Who does rage belong to?

The horror classics of the slasher genre gave us our female victim alongside the male antagonist. Whether it be a masked killer, a shapeshifting alien, or a haunted house; the evil force in these films always possessed two qualities: an appetite for illicit violence and a distinctive masculine energy. 

Female anger has historically been tethered to hysteria or mania. Lobotomies or sedatives were prescribed as solutions to these specific female troubles; while male anger reigned as a pillar of American ethos. 

However, it seems that more recent films have allowed the rage to move through men to find a resting place in women. Passive women are now active as we watch Red create an army of vengeance in Jordan Peele’s Us (2019), and Suzie’s sinister schemes in Luca Guadagnino’s Suspiria (2018). 

Rage manifested through women in these female-centered horror films differs greatly from the male rage of the slasher genre through one factor: the intellectualization of the anger. Instructor of horror seminars at the University of Oregon, Rachel Eccleston, talked with me about the scope of horror, “We’re not seeing these women angry without articulation” Rachel says. There is no baseless male-enacted violence as seen so commonly through films such as The Silence of the Lambs (1991). Every enraged woman in horror has a distinct reason: wrongdoing or plight that has ignited their will to kill (metaphorically and sometimes literally). 

"if you're not angry your're not paying attention" sign
Provided by The New Political

The angry woman rhetoric

Being calm and composed is a social currency among women.
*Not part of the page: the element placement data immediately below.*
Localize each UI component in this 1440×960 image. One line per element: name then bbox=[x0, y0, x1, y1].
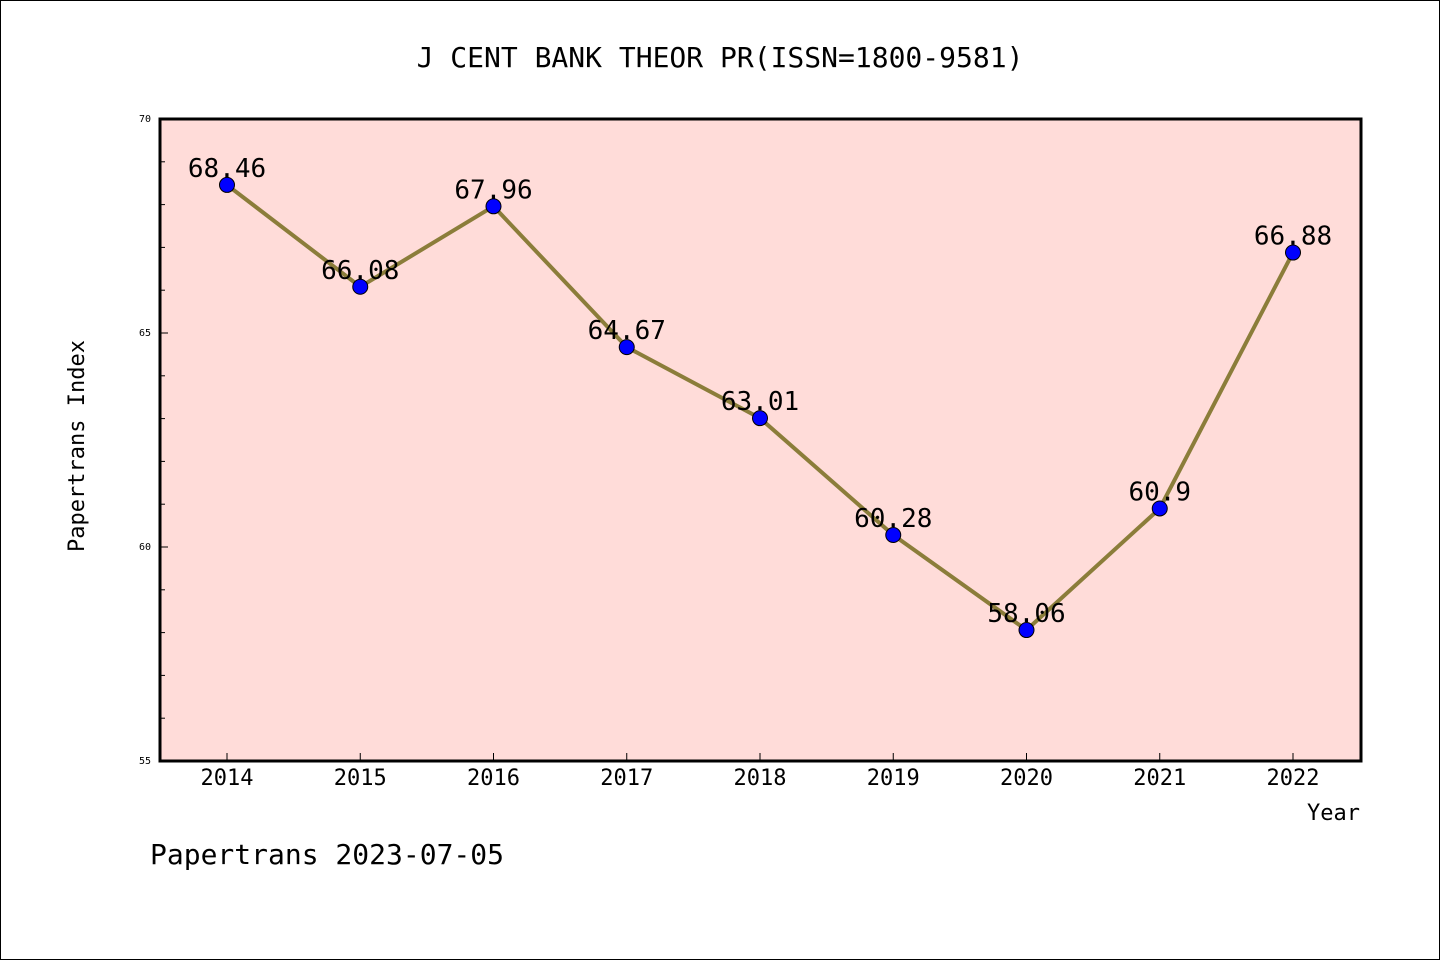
x-tick-label: 2014 bbox=[201, 766, 254, 791]
x-tick-label: 2018 bbox=[734, 766, 787, 791]
x-tick-label: 2019 bbox=[867, 766, 920, 791]
data-point bbox=[618, 339, 635, 356]
y-tick-label: 55 bbox=[139, 756, 151, 767]
x-tick-label: 2020 bbox=[1000, 766, 1053, 791]
data-point bbox=[885, 527, 902, 544]
x-tick-label: 2017 bbox=[600, 766, 653, 791]
data-point bbox=[485, 198, 502, 215]
y-tick-label: 70 bbox=[139, 114, 151, 125]
y-axis: 55 60 65 70 bbox=[139, 114, 168, 767]
data-label: 66.08 bbox=[321, 256, 399, 286]
data-label: 63.01 bbox=[721, 387, 799, 417]
data-label: 68.46 bbox=[188, 154, 266, 184]
data-point bbox=[1285, 244, 1301, 261]
data-label: 60.9 bbox=[1128, 477, 1191, 507]
data-point bbox=[752, 410, 768, 427]
chart-title: J CENT BANK THEOR PR(ISSN=1800-9581) bbox=[417, 41, 1024, 74]
data-label: 67.96 bbox=[454, 175, 532, 205]
y-tick-label: 60 bbox=[139, 542, 151, 553]
y-axis-label: Papertrans Index bbox=[65, 340, 90, 552]
plot-area bbox=[158, 117, 1363, 763]
x-tick-label: 2022 bbox=[1267, 766, 1320, 791]
data-label: 58.06 bbox=[987, 599, 1065, 629]
data-point bbox=[352, 278, 369, 295]
data-point bbox=[1018, 622, 1035, 639]
data-label: 66.88 bbox=[1254, 222, 1332, 252]
x-axis: 2014 2015 2016 2017 2018 2019 2020 2021 2022 bbox=[201, 753, 1320, 791]
y-tick-label: 65 bbox=[139, 328, 151, 339]
x-tick-label: 2021 bbox=[1133, 766, 1186, 791]
x-tick-label: 2016 bbox=[467, 766, 520, 791]
x-tick-label: 2015 bbox=[334, 766, 387, 791]
data-point bbox=[1151, 500, 1168, 517]
data-point bbox=[219, 176, 235, 193]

Negative emotions can only be manifested in sadness or grief; how many times have we watched a woman slide down a wall sobbing?

Rage has been sealed in a jar. So when we can watch films that allow their female characters to be angry and violent, it de-communicates the necessity of being calm for women and beckons a powerful catharsis. 

In Ari Aster’s Hereditary, when Toni Collette’s character passionately screams at her disrespectful son, mothers and nonmothers alike feel her fury. Rachel says, “So many women have felt that kind of rage” but “mothers are never supposed to be angry”. 

While horror demonstrates niche situations we have never found ourselves in, the genre reflects dramatized common suffering that comes with being a human or being a woman. We are not relating to the exact conditions of Hereditary, “What is really being expressed is rage, frustration, and simply just anger about how women are treated” Rachel says. 

Why are we so obsessed with female rage in horror?

Female rage in horror isn’t a newborn. Films such as Carrie (1976), Jennifer’s Body (2009), and Stepford Wives (1975) were made over a decade ago but didn’t have as much social merit as they do now. Extending outside of the horror genre, even other mediums of female rage such as angst-filled music by Fiona Apple and Bikini Kill, classical art of women beheading men, and books about struggling women from authors like Joan Didion and Ottessa Moshfegh are bubbling to the top of consumed media. Female-dominated trends are exhibiting unmatched tones of fury. 

Are women just getting angrier? In short, yes. Over the last decade, women have had a steady increase in general rage. Many try to identify a single reason for this: one political policy or a sexist man in power; but truly you can close your eyes and point. In a world where female autonomy is on the chopping block, how are we expected to remain calm?

Judith Beheading Holofernes by Adam Elsheimer
Judith Beheading Holofernes by Adam Elsheimer. Provided by PICRYL.

Conclusion

Female rage has always existed in its own sphere, on the inside, only visible to the world in small ways. Now there is a cultural shift. With commercial hits such as Barbie (2023), directors are noticing the value in stories made by women for women. As Rachel states, “We are getting tired of male-centric stories”. Now highly trafficked media is elevating enraged women, providing the viewers with the cathartics we have longed for. It seems that we are all holding hands and whispering in unison: it’s okay to be mad. 

Now the sphere of female rage exists on the outside. We can watch it in our horror films, and we can tap into it ourselves.